Clariscience: Storia dell’elettrocardiografo

Come tutti sappiamo, l’elettrocardiografo è lo strumento necessario per l’esecuzione dell’elettrocardiogramma (ECG), un esame diagnostico che consente di registrare e riprodurre graficamente in un tracciato l’attività elettrica del cuore e, dunque, di verificare il corretto funzionamento dell’organo. È un dispositivo medico affascinante, perché è come se trascrivesse i pensieri del cuore.

Tutti noi lo conosciamo, ma forse non sappiamo com’è nato e quale è stato il suo sviluppo nel tempo.

È stato Carlo Matteucci a scoprire la corrente muscolare, ossia il fenomeno elettrico connesso allo sforzo muscolare e all’attività del cuore.

Matteucci, fisico e fisiologo italiano nato nel 1811, con i mezzi tecnologicamente limitati di cui disponeva, portò avanti i suoi esperimenti con la pila muscolare della rana (una colonna di segmenti di muscolo) e con la pila muscolare di cuore di piccione.

Fu poi la volta di Alexander Muirhead, un ingegnere elettronico che si inventò di collegare dei fili al polso di un paziente con la febbre per ottenere una registrazione del battito cardiaco. Questo avvenne nel 1872 al St. Bartholomew’s Hospital.

Nel 1878 J.S. Burdon Sanderson e F.J.M. Page, due fisiologi britannici, provarono a collegare gli elettrodi di un galvanometro alla base e all’apice del cuore di una rana e descrissero per la prima volta la variazione del potenziale elettrico associata al ciclo cardiaco.

Il primo approccio sistematico al cuore dal punto di vista elettrico fu messo in atto da Augustus Desiré Waller, al St. Mary’s Hospital di Paddington, Londra.

Nel 1887, infatti, Waller realizzò il primo elettrocardiogramma, ottenuto usando un elettrometro capillare di Lippmann con elettrodi posizionati sul torace e sul dorso, a dimostrazione del fatto che l’attività elettrica del cuore precede la contrazione. Il suo elettrocardiografo consisteva in un elettrometro capillare fissato a un proiettore: la traccia del battito cardiaco veniva proiettata su una lastra fotografica che, a sua volta era fissata a un trenino giocattolo; ciò permise di registrare il battito cardiaco in tempo reale.

Il passo in avanti decisivo fu compiuto da Willem Einthoven con il suo galvanometro, costruito nel 1903, strumento di misura per piccole intensità di corrente (fino  a 10-12 A) inventato da Luigi Galvani per registrare i movimento del cuore, modificato da Einthoven stesso per farlo diventare più sensibile.
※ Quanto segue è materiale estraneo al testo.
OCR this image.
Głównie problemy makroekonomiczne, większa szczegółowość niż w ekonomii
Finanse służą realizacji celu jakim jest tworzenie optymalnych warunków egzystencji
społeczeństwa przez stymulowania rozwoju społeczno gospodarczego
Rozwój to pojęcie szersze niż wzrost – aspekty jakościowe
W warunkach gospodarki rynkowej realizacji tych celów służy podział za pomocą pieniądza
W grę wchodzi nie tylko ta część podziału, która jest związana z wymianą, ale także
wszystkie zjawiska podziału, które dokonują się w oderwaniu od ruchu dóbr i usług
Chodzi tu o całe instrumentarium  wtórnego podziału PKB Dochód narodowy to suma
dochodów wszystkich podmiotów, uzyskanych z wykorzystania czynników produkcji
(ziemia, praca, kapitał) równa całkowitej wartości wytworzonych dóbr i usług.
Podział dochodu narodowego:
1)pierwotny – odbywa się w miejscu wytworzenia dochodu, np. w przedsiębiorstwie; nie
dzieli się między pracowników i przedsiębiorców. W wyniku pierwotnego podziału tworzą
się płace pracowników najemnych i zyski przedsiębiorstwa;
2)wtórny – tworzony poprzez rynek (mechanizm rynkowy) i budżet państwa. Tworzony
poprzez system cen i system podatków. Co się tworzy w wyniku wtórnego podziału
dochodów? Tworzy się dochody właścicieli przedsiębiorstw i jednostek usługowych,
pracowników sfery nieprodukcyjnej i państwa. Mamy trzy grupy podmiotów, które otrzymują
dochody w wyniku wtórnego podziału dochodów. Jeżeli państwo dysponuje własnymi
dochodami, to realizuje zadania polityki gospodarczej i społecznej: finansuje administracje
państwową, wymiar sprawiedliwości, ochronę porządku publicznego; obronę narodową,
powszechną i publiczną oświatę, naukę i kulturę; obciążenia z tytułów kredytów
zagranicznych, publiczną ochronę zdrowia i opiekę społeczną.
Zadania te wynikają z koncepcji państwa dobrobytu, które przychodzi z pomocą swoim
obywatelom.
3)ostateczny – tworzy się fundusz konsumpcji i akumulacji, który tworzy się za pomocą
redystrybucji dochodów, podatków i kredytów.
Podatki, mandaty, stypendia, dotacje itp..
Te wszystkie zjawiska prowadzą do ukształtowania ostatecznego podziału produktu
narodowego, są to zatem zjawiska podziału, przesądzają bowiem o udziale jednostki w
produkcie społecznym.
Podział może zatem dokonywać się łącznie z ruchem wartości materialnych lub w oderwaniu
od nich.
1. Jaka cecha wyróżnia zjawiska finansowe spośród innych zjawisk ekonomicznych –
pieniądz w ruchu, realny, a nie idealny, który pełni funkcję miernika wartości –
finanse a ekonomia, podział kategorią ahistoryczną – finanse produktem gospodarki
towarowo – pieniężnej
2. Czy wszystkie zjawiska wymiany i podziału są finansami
Fu proprio Einthoven a introdurre il termine elettrocardiogramma nel 1893. Questo apparecchio permise la descrizione di vari tracciati elettrocardiografici associati a diverse malattie cardiovascolari.

La scoperta, inoltre, valse a Einthoven il Premio Nobel per la medicina che ricevette nel 1924.

L’elettrocardiografo di quel tempo era un voluminoso apparecchio di laboratorio, uno strumento molto ingombrante, che poteva essere utilizzato solo negli ospedali; venne poi modificato per diventare portatile, versatile e affidabile.

 

Nel 1937, il medico giapponese Tarō Takemi inventò la prima macchina elettrocardiografica portatile e nel 1948 venne scritto il primo trattato italiano di elettrocardiografia da Daniele Sibilia.

Sebbene i principi di base di quell’epoca siano tuttora in uso, molti progressi sono stati fatti nell’elettrocardiografia nel corso degli anni. Nel tempo la strumentazione si è notevolmente evoluta e sono disponibili sistemi elettronici compatti che spesso includono l’interpretazione computerizzata dell’elettrocardiogramma.